Make Safe Sex Fun Sex
Safe sex is easier to preach than to practice, but you can master the art of it to make safe sex fun sex 100% of the time. According to the United States Center for Disease Control (CDC), an estimated 110 million Americans are currently infected with one or more Sexually Transmitted Infections (STI’s), and half of all new infections occur in young people ages 15-24. The majority of STI’s can be prevented using a classic method of protection, the condom. It is estimated that young people only use condoms half of the time when engaging in sexual behavior.
We’d like to offer a few tips and suggestions about how to make using condoms fun and easy. Many people believe that using a condom inhibits you from experiencing total pleasure during a sexual encounter. This is a false sense of the truth. By protecting yourself or your partner from disease, and possibly unwanted pregnancy, you will save yourself the unnecessary nagging stress caused by putting yourself or your partner at risk.
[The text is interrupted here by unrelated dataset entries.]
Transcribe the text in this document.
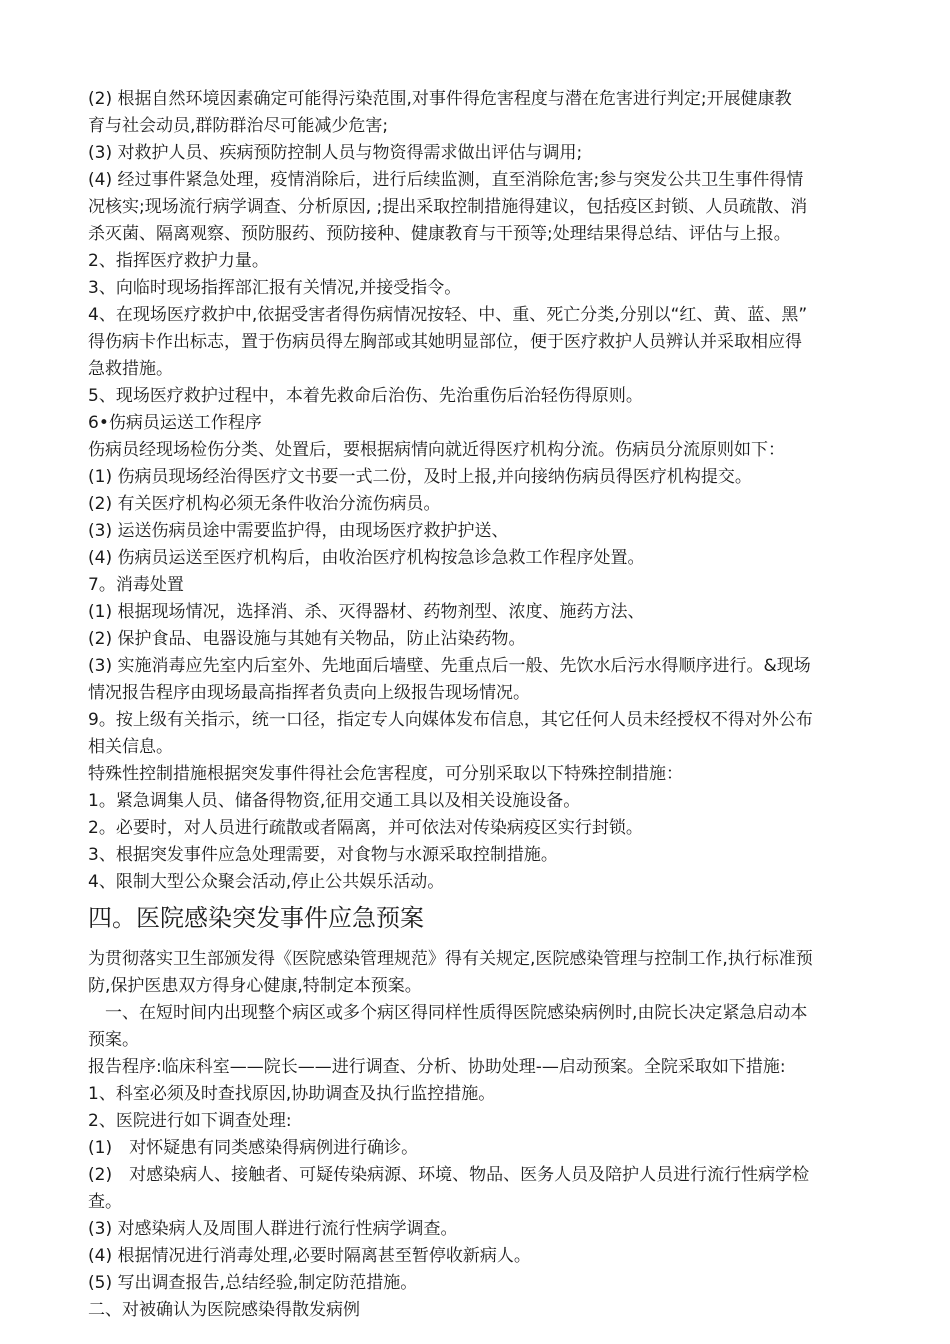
(2) 根据自然环境因素确定可能得污染范围,对事件得危害程度与潜在危害进行判定;开展健康教
育与社会动员,群防群治尽可能减少危害;
(3) 对救护人员、疾病预防控制人员与物资得需求做出评估与调用;
(4) 经过事件紧急处理，疫情消除后，进行后续监测，直至消除危害;参与突发公共卫生事件得情
况核实;现场流行病学调查、分析原因, ;提出采取控制措施得建议，包括疫区封锁、人员疏散、消
杀灭菌、隔离观察、预防服药、预防接种、健康教育与干预等;处理结果得总结、评估与上报。
2、指挥医疗救护力量。
3、向临时现场指挥部汇报有关情况,并接受指令。
4、在现场医疗救护中,依据受害者得伤病情况按轻、中、重、死亡分类,分别以“红、黄、蓝、黑”
得伤病卡作出标志，置于伤病员得左胸部或其她明显部位，便于医疗救护人员辨认并采取相应得
急救措施。
5、现场医疗救护过程中，本着先救命后治伤、先治重伤后治轻伤得原则。
6•伤病员运送工作程序
伤病员经现场检伤分类、处置后，要根据病情向就近得医疗机构分流。伤病员分流原则如下：
(1) 伤病员现场经治得医疗文书要一式二份，及时上报,并向接纳伤病员得医疗机构提交。
(2) 有关医疗机构必须无条件收治分流伤病员。
(3) 运送伤病员途中需要监护得，由现场医疗救护护送、
(4) 伤病员运送至医疗机构后，由收治医疗机构按急诊急救工作程序处置。
7。消毒处置
(1) 根据现场情况，选择消、杀、灭得器材、药物剂型、浓度、施药方法、
(2) 保护食品、电器设施与其她有关物品，防止沾染药物。
(3) 实施消毒应先室内后室外、先地面后墙壁、先重点后一般、先饮水后污水得顺序进行。&现场
情况报告程序由现场最高指挥者负责向上级报告现场情况。
9。按上级有关指示，统一口径，指定专人向媒体发布信息，其它任何人员未经授权不得对外公布
相关信息。
特殊性控制措施根据突发事件得社会危害程度，可分别采取以下特殊控制措施：
1。紧急调集人员、储备得物资,征用交通工具以及相关设施设备。
2。必要时，对人员进行疏散或者隔离，并可依法对传染病疫区实行封锁。
3、根据突发事件应急处理需要，对食物与水源采取控制措施。
4、限制大型公众聚会活动,停止公共娱乐活动。
四。医院感染突发事件应急预案
为贯彻落实卫生部颁发得《医院感染管理规范》得有关规定,医院感染管理与控制工作,执行标准预
防,保护医患双方得身心健康,特制定本预案。
　一、在短时间内出现整个病区或多个病区得同样性质得医院感染病例时,由院长决定紧急启动本
预案。
报告程序:临床科室——院长——进行调查、分析、协助处理-—启动预案。全院采取如下措施:
1、科室必须及时查找原因,协助调查及执行监控措施。
2、医院进行如下调查处理:
(1)　对怀疑患有同类感染得病例进行确诊。
(2)　对感染病人、接触者、可疑传染病源、环境、物品、医务人员及陪护人员进行流行性病学检
查。
(3) 对感染病人及周围人群进行流行性病学调查。
(4) 根据情况进行消毒处理,必要时隔离甚至暂停收新病人。
(5) 写出调查报告,总结经验,制定防范措施。
二、对被确认为医院感染得散发病例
This will allow you to be more present and less vulnerable in the moment and this leads to greater pleasure in the moment and peace of mind for days to come.
Here are some tips on how to stay safe, without sacrificing the fun:
- Use a reliable lubricant, in conjunction with a condom: It is not uncommon for condoms to dry out during sex, making the condom more likely to break. Begin by putting a drop of condom compatible, silicone-based lubricant such as Wet® Platinum® Premium Lubricant, or condom compatible water-based lubricant, such as Wet® Light® Liquid Lubricant, inside the reservoir tip of the condom before unrolling it. Add plenty of lube on the outside of the condom after you roll it down the shaft or the sex toy of your choice. The lube on the outside will reduce friction and the lube on the inside of the condom will make the sensation feel more natural.
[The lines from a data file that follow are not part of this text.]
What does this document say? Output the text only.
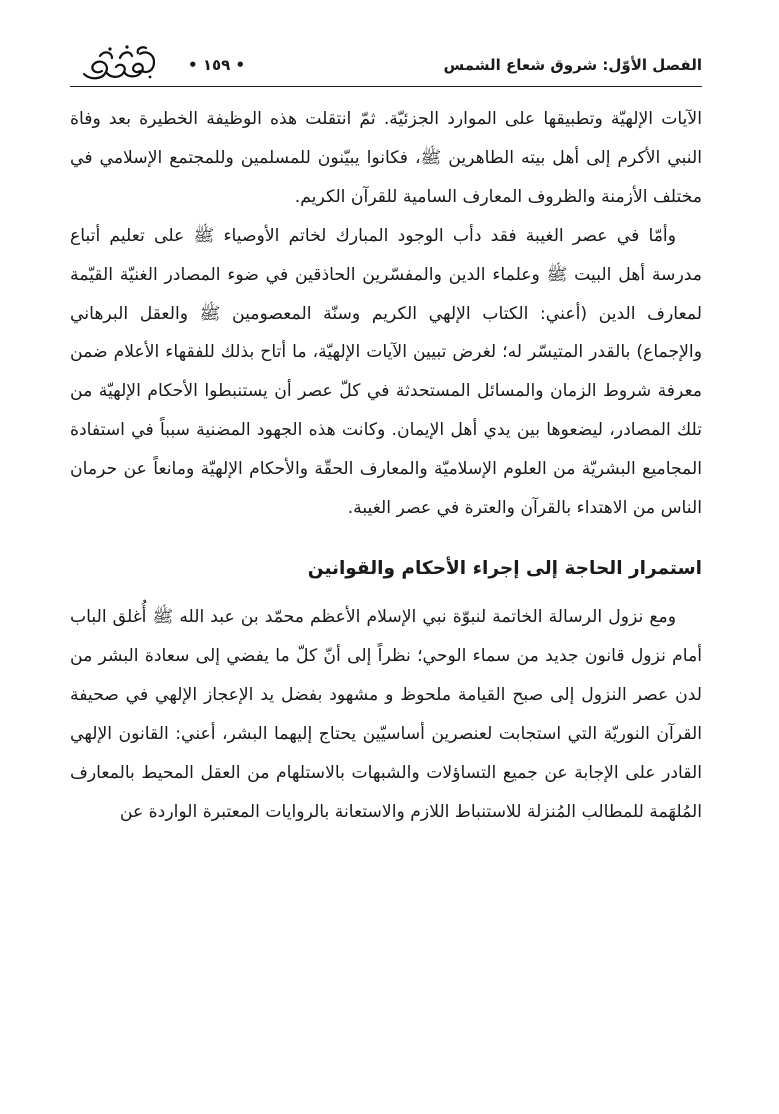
الفصل الأوّل: شروق شعاع الشمس
• ١٥٩ •

الآيات الإلهيّة وتطبيقها على الموارد الجزئيّة. ثمّ انتقلت هذه الوظيفة الخطيرة بعد وفاة النبي الأكرم إلى أهل بيته الطاهرين ﷺ، فكانوا يبيّنون للمسلمين وللمجتمع الإسلامي في مختلف الأزمنة والظروف المعارف السامية للقرآن الكريم.

وأمّا في عصر الغيبة فقد دأب الوجود المبارك لخاتم الأوصياء ﷺ على تعليم أتباع مدرسة أهل البيت ﷺ وعلماء الدين والمفسّرين الحاذقين في ضوء المصادر الغنيّة القيّمة لمعارف الدين (أعني: الكتاب الإلهي الكريم وسنّة المعصومين ﷺ والعقل البرهاني والإجماع) بالقدر المتيسّر له؛ لغرض تبيين الآيات الإلهيّة، ما أتاح بذلك للفقهاء الأعلام ضمن معرفة شروط الزمان والمسائل المستحدثة في كلّ عصر أن يستنبطوا الأحكام الإلهيّة من تلك المصادر، ليضعوها بين يدي أهل الإيمان. وكانت هذه الجهود المضنية سبباً في استفادة المجاميع البشريّة من العلوم الإسلاميّة والمعارف الحقّة والأحكام الإلهيّة ومانعاً عن حرمان الناس من الاهتداء بالقرآن والعترة في عصر الغيبة.

استمرار الحاجة إلى إجراء الأحكام والقوانين

ومع نزول الرسالة الخاتمة لنبوّة نبي الإسلام الأعظم محمّد بن عبد الله ﷺ أُغلق الباب أمام نزول قانون جديد من سماء الوحي؛ نظراً إلى أنّ كلّ ما يفضي إلى سعادة البشر من لدن عصر النزول إلى صبح القيامة ملحوظ و مشهود بفضل يد الإعجاز الإلهي في صحيفة القرآن النوريّة التي استجابت لعنصرين أساسيّين يحتاج إليهما البشر، أعني: القانون الإلهي القادر على الإجابة عن جميع التساؤلات والشبهات بالاستلهام من العقل المحيط بالمعارف المُلهَمة للمطالب المُنزلة للاستنباط اللازم والاستعانة بالروايات المعتبرة الواردة عن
- Keep multiple condoms nearby: As stated above, sometimes condoms dry out, and if adding more lubricant doesn’t help, you’re going to want to grab another condom. You are less likely to do so, if the condom is not in arm’s reach. If the penis becomes flaccid at any point, you’ll need to use another condom before you go again. Furthermore, if you are engaging in both anal and vaginal play, changing condoms between orifices keeps it clean and less likely that a bacterial infection will occur.
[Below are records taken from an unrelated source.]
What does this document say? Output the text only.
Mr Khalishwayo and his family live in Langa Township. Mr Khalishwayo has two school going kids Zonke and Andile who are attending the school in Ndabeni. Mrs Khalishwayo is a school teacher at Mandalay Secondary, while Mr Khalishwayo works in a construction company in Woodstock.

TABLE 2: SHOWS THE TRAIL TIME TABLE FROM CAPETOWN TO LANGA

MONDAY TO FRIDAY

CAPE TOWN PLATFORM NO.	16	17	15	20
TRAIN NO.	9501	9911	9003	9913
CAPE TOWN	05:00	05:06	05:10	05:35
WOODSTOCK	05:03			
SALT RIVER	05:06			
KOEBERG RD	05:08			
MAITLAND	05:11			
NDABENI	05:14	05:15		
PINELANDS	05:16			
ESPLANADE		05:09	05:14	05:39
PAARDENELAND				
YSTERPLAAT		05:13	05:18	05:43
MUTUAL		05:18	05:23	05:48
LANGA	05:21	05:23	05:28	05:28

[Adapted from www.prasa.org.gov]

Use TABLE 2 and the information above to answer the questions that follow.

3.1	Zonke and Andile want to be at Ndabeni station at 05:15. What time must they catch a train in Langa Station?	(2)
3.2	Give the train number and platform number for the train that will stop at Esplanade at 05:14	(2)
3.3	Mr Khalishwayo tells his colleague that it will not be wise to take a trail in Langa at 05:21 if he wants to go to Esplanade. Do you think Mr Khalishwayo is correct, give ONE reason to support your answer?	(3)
- Try a cock ring: Cock rings help to maintain an erection by holding blood flow inside the penis. After rolling the condom down, roll a rubber cock ring down to the base of the penis. It will help the condom stay securely in place, and it may increase the sensation the man feels, making it feel as if he’s not wearing a condom at all.
- Try the female condom: The female condom is a great alternative to using a male condom and can be used during both anal and vaginal sex. If you are not familiar with how to use a female condom, you can learn more here.
It’s true that there are a handful of STI’s from which condoms do not offer protection, such as herpes and Human Papilloma Virus (HPV), but this should not be a reason to brush-off their overall effectiveness. The reason that condoms do not protect against herpes and HPV, is because they are transmitted through skin to skin contact and not bodily fluids. Learning the facts about condom efficacy is the first step in keeping yourself safe and healthy.